From: David Starner (prosfilaes@gmail.com)
Date: Sun Jan 21 2007 - 07:26:19 CST
On 1/20/07, Ruszlan Gaszanov <ruszlan@ather.net> wrote:
> Why would we need a new UTF? Well, of all currently available encoding schemed for Unicode, only UTF-32 is fixed-length. However, while it might be convenient for internal processing on 32/64bit platforms, 11 spare bits per code unit is much too wasteful for long-term storage and interchange. Again if we have spare bits, why not just as well make them useful for, let+IBk-s say, error detection or avoiding undesired sequences (like NUL).

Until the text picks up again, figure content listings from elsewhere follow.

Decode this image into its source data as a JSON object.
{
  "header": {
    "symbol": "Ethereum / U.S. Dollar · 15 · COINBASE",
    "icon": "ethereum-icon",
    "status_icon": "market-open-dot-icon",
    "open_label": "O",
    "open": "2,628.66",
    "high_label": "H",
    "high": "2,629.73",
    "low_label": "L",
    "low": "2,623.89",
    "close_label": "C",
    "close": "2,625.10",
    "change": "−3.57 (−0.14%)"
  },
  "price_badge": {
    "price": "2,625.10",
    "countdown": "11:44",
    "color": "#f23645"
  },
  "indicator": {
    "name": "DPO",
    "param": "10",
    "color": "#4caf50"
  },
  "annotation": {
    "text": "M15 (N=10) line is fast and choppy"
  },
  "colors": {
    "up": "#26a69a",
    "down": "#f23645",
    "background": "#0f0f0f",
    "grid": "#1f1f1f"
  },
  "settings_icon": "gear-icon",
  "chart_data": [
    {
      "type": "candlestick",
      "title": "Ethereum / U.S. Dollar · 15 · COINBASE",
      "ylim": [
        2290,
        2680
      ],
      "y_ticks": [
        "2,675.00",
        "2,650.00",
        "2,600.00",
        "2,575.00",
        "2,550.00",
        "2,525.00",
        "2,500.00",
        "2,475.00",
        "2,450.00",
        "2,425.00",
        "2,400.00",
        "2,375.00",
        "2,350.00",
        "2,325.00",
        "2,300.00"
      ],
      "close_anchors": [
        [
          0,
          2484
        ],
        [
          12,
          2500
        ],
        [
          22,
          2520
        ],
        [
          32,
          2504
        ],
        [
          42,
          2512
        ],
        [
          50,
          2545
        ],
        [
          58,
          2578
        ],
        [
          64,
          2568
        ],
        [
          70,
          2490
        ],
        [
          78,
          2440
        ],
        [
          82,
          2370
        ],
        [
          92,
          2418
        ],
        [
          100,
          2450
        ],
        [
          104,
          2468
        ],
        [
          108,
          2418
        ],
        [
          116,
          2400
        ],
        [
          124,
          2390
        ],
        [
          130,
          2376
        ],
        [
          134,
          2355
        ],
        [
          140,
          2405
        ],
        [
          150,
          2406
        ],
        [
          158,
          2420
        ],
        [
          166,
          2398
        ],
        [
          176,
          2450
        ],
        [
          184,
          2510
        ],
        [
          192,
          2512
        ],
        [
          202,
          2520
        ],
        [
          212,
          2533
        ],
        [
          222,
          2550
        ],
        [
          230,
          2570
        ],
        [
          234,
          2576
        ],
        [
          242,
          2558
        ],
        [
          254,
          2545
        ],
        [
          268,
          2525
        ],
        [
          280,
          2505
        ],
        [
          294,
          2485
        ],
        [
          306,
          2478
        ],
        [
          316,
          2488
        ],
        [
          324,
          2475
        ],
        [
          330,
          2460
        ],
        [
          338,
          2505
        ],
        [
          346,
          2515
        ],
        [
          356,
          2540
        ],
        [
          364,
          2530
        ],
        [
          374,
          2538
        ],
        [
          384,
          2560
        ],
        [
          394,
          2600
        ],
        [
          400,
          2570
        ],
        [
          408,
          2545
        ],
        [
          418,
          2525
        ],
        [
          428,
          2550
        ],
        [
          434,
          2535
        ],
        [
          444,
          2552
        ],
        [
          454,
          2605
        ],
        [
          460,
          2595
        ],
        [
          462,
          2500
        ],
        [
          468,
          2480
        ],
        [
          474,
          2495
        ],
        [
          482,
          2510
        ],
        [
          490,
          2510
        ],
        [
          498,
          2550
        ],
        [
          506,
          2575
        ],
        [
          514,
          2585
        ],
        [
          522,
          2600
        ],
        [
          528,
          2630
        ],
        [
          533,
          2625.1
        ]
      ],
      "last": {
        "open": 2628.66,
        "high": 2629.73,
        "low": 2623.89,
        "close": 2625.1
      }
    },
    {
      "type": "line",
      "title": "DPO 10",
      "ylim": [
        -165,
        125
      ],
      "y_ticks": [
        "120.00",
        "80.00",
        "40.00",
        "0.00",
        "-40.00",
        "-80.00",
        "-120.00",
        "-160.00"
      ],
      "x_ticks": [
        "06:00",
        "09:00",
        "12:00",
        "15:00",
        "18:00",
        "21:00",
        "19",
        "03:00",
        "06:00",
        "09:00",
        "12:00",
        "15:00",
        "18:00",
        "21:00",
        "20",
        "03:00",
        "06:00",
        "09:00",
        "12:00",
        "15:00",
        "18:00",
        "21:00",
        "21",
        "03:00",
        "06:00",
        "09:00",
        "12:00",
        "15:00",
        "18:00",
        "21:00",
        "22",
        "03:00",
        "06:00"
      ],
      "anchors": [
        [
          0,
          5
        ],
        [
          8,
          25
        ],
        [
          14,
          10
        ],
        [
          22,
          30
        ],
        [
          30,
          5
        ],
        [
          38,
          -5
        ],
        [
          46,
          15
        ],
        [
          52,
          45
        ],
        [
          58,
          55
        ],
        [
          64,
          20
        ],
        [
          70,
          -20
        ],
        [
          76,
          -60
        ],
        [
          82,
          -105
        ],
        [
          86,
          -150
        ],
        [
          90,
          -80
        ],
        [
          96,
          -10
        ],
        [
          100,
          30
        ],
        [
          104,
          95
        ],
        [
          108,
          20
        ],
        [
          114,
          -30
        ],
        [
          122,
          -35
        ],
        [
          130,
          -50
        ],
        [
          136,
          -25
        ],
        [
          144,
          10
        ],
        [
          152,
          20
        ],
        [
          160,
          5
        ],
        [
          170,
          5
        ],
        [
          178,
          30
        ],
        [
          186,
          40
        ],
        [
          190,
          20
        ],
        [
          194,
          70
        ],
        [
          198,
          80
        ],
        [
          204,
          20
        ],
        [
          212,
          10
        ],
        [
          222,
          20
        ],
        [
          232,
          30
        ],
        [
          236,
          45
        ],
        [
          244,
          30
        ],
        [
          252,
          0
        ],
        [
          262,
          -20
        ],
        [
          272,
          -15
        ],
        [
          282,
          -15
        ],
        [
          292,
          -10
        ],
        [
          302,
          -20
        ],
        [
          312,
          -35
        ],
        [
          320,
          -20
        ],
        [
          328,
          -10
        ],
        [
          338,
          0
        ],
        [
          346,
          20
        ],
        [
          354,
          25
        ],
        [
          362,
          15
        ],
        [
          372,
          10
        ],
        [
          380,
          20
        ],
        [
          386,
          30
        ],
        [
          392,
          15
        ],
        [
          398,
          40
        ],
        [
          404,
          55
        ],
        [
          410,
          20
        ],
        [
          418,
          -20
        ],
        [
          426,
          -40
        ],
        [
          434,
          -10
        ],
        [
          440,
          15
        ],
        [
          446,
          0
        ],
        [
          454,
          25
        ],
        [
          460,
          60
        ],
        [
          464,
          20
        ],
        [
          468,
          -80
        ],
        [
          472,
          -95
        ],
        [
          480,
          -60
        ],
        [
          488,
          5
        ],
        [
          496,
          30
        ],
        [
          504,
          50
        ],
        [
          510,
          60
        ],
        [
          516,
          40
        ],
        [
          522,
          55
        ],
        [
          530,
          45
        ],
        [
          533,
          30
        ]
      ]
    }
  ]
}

You don't need fixed-length for long-term storage and interchange.
Frankly, any long-term storage and interchange that doesn't use a
general purpose compression scheme is wasteful; bzip compression runs
about 3 bits per character for alphabetic text and less than 7 bits
per character for ideographic text. Bzip also includes some degree of
error detection in that, but there are many better tools for serious
error detection.
For avoiding undesired sequences, UTF-8 does that quite well. Many
tools that need undesired sequences avoided tend to also assume that
0x00-0x7f is ASCII, which UTF-8 supports. I think it notable that
UTF-7, which was designed to avoid undesired sequences for email tends
to be poorly supported; for example, Google mail seems to have mangled
the UTF-7 in your post. Instead, a general purpose encoding, usually
Base64, is used to encodes both the text and the attachments without
concern for the details of the contents.
To call for a new UTF requires evidence that someone will actually use
it. As pointed above, UTF-7, which avoids non-mail safe characters, is
rarely used. Likewise, current encodings designed with a extreme
concern for size, like SCSU and BOCU, frequently aren't used, because
UTF-8 or UTF-16 combined with a general purpose compression scheme
works much better for any long text. As for fixed length encodings,
again, the existing UTF-32 tends to play second fiddle to UTF-8 and
UTF-16. I don't see the demand for the existing fixed length encoding
to be enough to introduce a second one.